Brits are booking more short breaks than ever before.
That’s the message from Andy Stark, CEO of The Global Travel Group (TGTG), revealing a 35% year-on-year hike in short-break holiday bookings of six days or less by the entity’s agency members.
“People are travelling for shorter periods but more frequently throughout the year; it’s an industry step change,” said Stark, speaking at this week’s TGTG 2016 conference at Atlantis, The Palm, in Dubai (23-25 May).
Longer haul destinations like Dubai were now considered short-break options, he said, noting how 14-night holidays were no longer en-vogue, accounting for just 19% of TGTG’s sales.
Cruise holidays are also witnessing a boom, with TGTG’s sales up 30% year on year, while a significant 27% of the group’s sales are now long haul.
Growth in holiday package sales has been modest, up 6% year on year, Stark revealed.
In terms of destination trends, general concern about travelling to areas such as North Africa and Turkey, is driving more business to Western Europe, with Spain a top pick for Global agencies’ customers.
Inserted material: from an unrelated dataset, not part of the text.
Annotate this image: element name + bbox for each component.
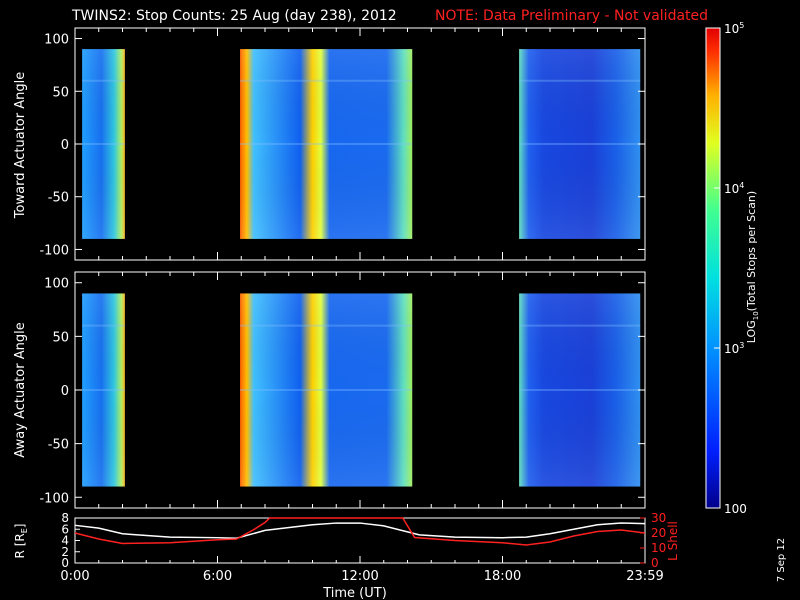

But there’s still capacity in the market, Stark told conference-goers.
“Spain is busy, but not full to busting,” he said. “Prices are high though”.
In his opening conference address, Stark also revealed that 97% of business conducted by TGTG was through its 155 preferred suppliers.
An average of 12 new suppliers come on board every year.
The group is strongly-focused on leveraging the benefits of dnata ownership, Stark continued, noting the “possibility” of exclusive relationships with the likes of Emirates in the future.
TGTG has now established a centralised purchasing team with dnata, which was starting to pay dividends, he concluded.